Né le 20 novembre 1907 à Niort, d'un père libraire, Henri-Georges Clouzot est très vite initié à la culture littéraire, théâtrale et musicale. Après avoir entammé des études de droit et de sciences politiques, il se tourne vers le journalisme. Devenu rédacteur à la revue Paris-Midi dans les années 30, il fréquente peu à peu le milieu cinématographique et commence par des petits travaux d'adaptation. Oscillant entre le cinéma (il assure quelques postes d'assistant réalisateur) et le théâtre (il écrit quelques pièces, mais ne réussit que rarement à les monter), sa carrière au cinéma s'affirme dès lors qu'il s'implique dans l'écriture de scénarios, parmi lesquels celui du film de Georges Lacombe, Le Dernier des six (1941), et celui de Les Inconnus dans la maison (1941) d'Henri Decoin.
Il signe peu après son premier long métrage en tant que réalisateur, L'Assassin habite au 21 (1942), une enquête policière mettant en scène le couple Pierre Fresnay et Suzy Delair. Avec son deuxième film, Le Corbeau (1943), qu'il réalise en pleine Occupation, Clouzot crée une violente polémique : l'intrigue, relatant une enquête sur les menaces épistolaires d'un mystérieux "Corbeau", dénonce en filigrane la société française souffrant alors de la délation. Produit par la société Continental-Films, créée par Joseph Goebbels, le film est diffusé à l'étranger mais demeure très controversé. Cela concourt à la célébrité du cinéaste, mais lui vaut à la Libération une suspension professionnelle jusqu'en 1947, date à laquelle il réalise Quai des orfèvres, avec Louis Jouvet. Réaliste et noir, ce film confirme les tendances du cinéaste à explorer les profondeurs obscures de l'âme humaine. Il lui rapporte le prix de la mise en scène au Festival de Venise. C'est aussi à cette époque que le perfectionnisme de Clouzot lui fait acquérir une réputation de cinéaste tyrannique, notamment envers ses acteurs.
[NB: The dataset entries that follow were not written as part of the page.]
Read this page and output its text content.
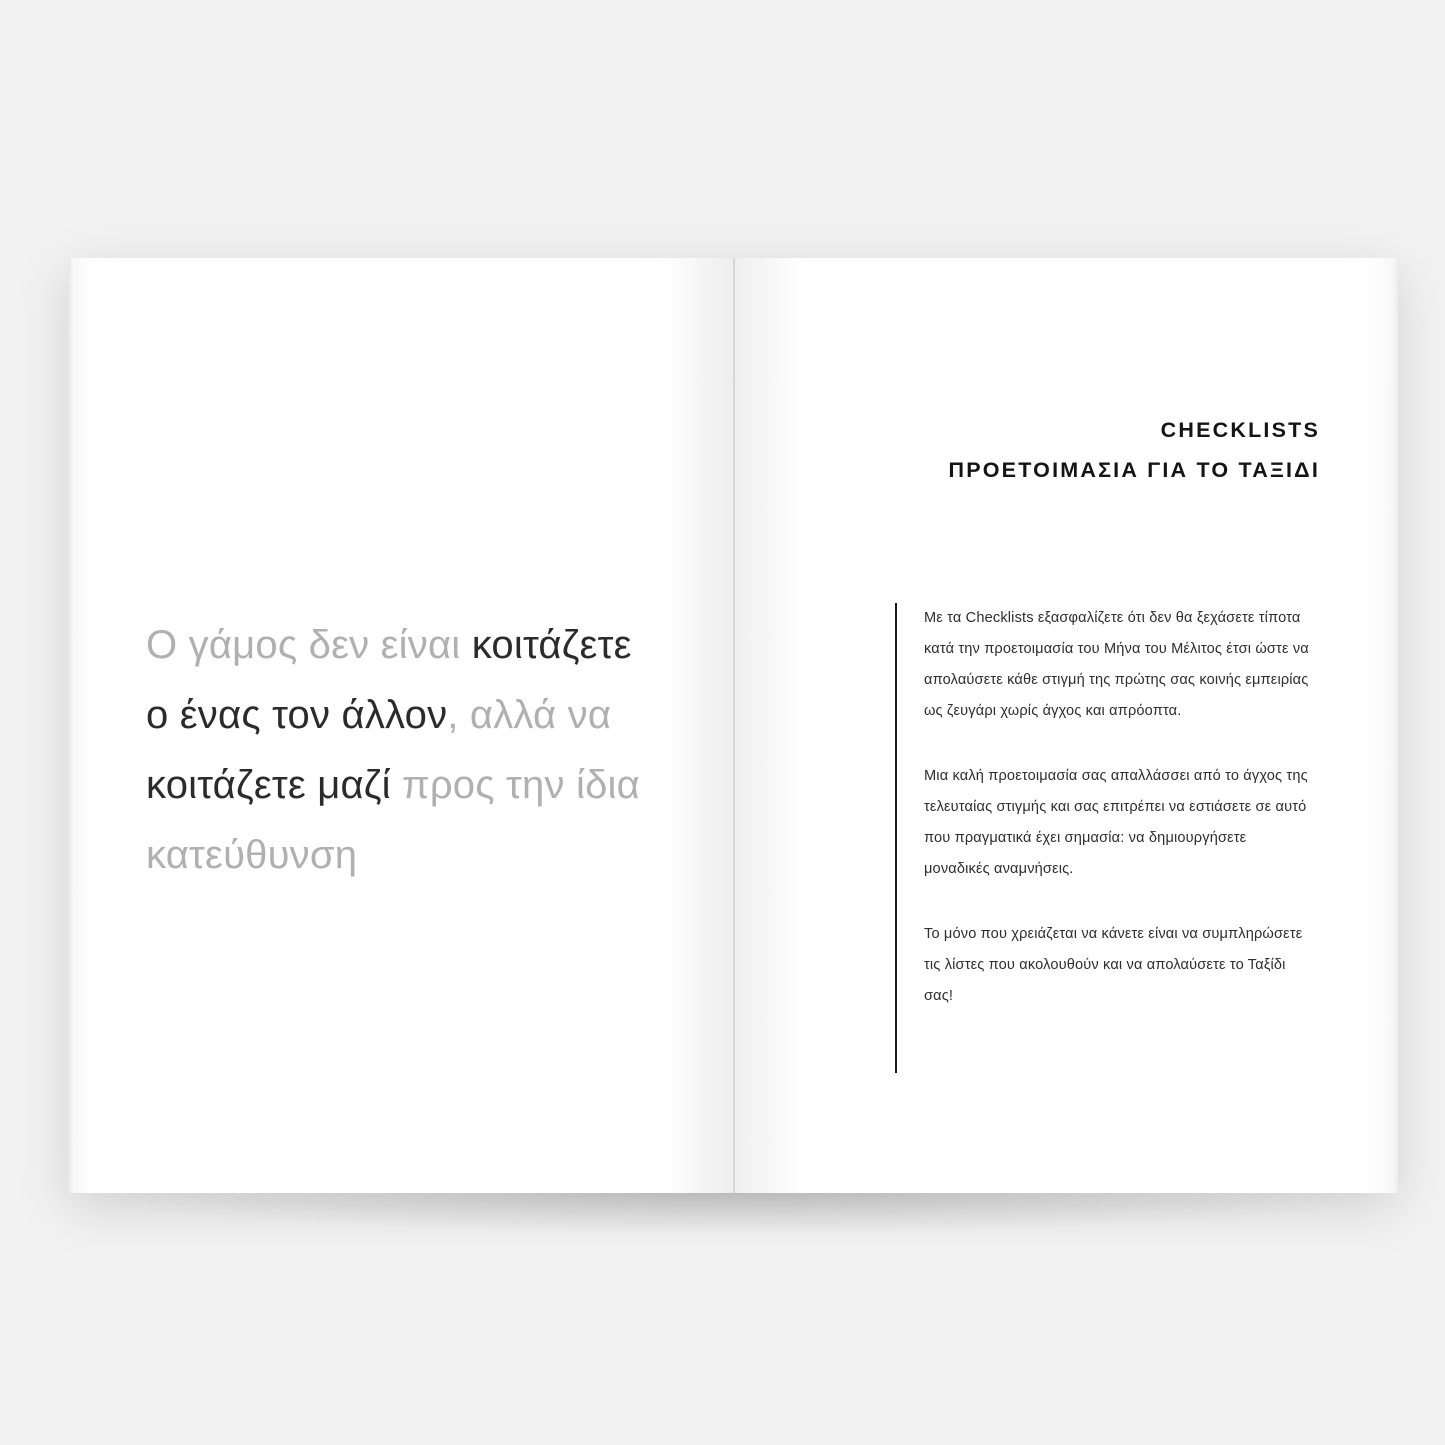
Ο γάμος δεν είναι κοιτάζετε ο ένας τον άλλον, αλλά να κοιτάζετε μαζί προς την ίδια κατεύθυνση
CHECKLISTS
ΠΡΟΕΤΟΙΜΑΣΙΑ ΓΙΑ ΤΟ ΤΑΞΙΔΙ

Με τα Checklists εξασφαλίζετε ότι δεν θα ξεχάσετε τίποτα κατά την προετοιμασία του Μήνα του Μέλιτος έτσι ώστε να απολαύσετε κάθε στιγμή της πρώτης σας κοινής εμπειρίας ως ζευγάρι χωρίς άγχος και απρόοπτα.

Μια καλή προετοιμασία σας απαλλάσσει από το άγχος της τελευταίας στιγμής και σας επιτρέπει να εστιάσετε σε αυτό που πραγματικά έχει σημασία: να δημιουργήσετε μοναδικές αναμνήσεις.

Το μόνο που χρειάζεται να κάνετε είναι να συμπληρώσετε τις λίστες που ακολουθούν και να απολαύσετε το Ταξίδι σας!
En 1949, le cinéaste s'essaye à la comédie avec Miquette et sa mere, puis réalise en 1952 l'un de ses plus grands succès, Le Salaire de la peur, lequel remporte le Grand Prix au Festival de Cannes (la Palme d'Or n'existait pas encore à l'époque). C'est en 1955 que son célèbre film Les Diaboliques sort sur les écrans. Il y met en scène l'acteur Paul Meurisse, victime d'un meurtre commis par la mystérieuse complicité entre sa femme et sa maîtresse, respectivement incarnées par Vera Clouzot - la propre femme du cinéaste - et Simone Signoret. Le film fera l'objet d'un remake américain, Diabolique, réalisé en 1996 par Jeremiah Chechik, et réunissant à l'affiche Sharon Stone et Isabelle Adjani. En 1956, Clouzot s'intéresse aux méthodes de l'une des figures les plus marquantes de la peinture du 20e siècle, Pablo Picasso, et réalise le film documentaire Le mystère Picasso.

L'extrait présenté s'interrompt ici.